本来細胞から放出されるヒスタミンは、体内に侵入した異物や有害物質を追い出
す作用があります。この作用が皮膚に働きかけると、じんま疹や腫れ、膨隆等の
空間(場)を生み出して対処していこうとします。ヒスタミンが生み出してくれたこうし
た空間内で、免疫細胞が有害物質を排出させようとしていきます。このようにヒス
タミンとは、免疫細胞を働きやすくしてくれる場を設け、免疫力を高めてくれる重要
物質になります。ですから抗ヒスタミン剤で封じ込めてはいけません。免疫力を低
下させてしまうからです。

<どう対処するべきか>

じんま疹の発生する根拠と機序を解説してまいりました。根拠と機序が明らかになっ
ていけば、どう対処していくべきかの答えは自ずと出てきます。要約しますと、じんま疹
とは自己の体内で解毒排出できなくなった毒素と発生した異常な内熱を皮膚病として
すててくれる対応になります。

そのためには体内で解毒作用を担う肝臓の機能低下と胆汁の分泌不足を改善し
ていくことが不可欠になります。この二つの臓器の機能を元に戻すことが根本的な
治療につながるのです。また症状の背景にある自身の生命力や免疫力の低下も
高めていくことも必要です。これらの条件を満たすことができるのが、日本伝承医
学の治療法になります。

生命力や免疫力の源は人体の骨髄にあります。骨髄で命の源となる血液の造血が
行なわれ、すべての新細胞の元になる幹細胞(かんさいぼう)が作られ、細胞新生
が行われています。生命力や免疫力を高めるためには、新たな強い細胞が作られ、
造血が活発になされることです。これを達成するためには骨髄機能を発現させる事
が一番効果的です。日本伝承医学の治療は世界で唯一骨髄機能を発現させる目的
で構築されており、低下した生命力や免疫力を高めることができます。

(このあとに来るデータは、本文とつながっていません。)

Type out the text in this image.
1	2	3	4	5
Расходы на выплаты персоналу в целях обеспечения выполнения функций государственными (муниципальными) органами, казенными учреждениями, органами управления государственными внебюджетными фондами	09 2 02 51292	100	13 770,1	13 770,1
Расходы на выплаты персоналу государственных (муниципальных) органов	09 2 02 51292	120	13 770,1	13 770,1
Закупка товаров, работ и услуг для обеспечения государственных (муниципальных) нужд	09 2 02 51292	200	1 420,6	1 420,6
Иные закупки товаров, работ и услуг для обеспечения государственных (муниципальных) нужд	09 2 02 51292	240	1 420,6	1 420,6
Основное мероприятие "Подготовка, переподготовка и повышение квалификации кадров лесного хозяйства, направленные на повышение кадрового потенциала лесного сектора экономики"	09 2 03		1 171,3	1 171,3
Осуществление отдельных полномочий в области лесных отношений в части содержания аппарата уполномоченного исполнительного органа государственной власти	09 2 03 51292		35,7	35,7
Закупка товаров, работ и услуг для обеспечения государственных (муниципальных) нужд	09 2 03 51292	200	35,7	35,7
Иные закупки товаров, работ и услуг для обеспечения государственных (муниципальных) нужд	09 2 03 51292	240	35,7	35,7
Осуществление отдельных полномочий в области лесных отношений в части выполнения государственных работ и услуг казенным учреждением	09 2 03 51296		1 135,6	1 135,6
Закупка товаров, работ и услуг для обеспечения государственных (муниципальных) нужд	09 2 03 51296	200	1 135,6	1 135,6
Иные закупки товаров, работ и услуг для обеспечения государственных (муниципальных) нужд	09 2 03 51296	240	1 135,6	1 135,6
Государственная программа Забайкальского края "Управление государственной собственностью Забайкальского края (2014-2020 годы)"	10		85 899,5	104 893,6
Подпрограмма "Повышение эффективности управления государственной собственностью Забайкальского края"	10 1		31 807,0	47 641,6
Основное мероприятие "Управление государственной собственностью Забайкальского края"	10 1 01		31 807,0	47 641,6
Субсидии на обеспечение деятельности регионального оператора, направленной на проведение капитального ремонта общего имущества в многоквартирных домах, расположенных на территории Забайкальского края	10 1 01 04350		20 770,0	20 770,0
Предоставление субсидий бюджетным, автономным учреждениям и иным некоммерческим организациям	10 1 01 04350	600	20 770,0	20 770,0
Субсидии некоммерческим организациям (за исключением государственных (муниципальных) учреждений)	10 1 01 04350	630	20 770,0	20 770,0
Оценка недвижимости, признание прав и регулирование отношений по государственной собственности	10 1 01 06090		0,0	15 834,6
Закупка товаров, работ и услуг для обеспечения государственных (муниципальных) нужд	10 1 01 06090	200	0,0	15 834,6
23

これをベース
にして、全身の血液の循環・配分・質の乱れを元に戻すために、肝心要に当たる
肝臓(胆嚢を含む)と心臓の機能を高める技法で構成されています。

肝臓と胆嚢の腫れと炎症を鎮め、肝胆の機能を元に戻す技法としては、大腿骨の
叩打法があります。また、じんま疹を含む皮膚病一切を改善する技法も、日本の
古代人は伝え残しています(上体のねじれをとり、胆嚢と脾臓の働きを改善する
技法)。日本伝承医学では、こうした日本古来から伝承され続けてきた手技療法
を用いて、合理的に効率的に、じんま疹の改善を図っていきます。また家庭療法
として推奨している、頭と肝胆の氷冷却法も、肝臓と胆嚢の機能を改善していくの
に効果的です。じんま疹は単にその部位だけをみていくのではなく、体全体との関
連の中でとらえていく必要があります。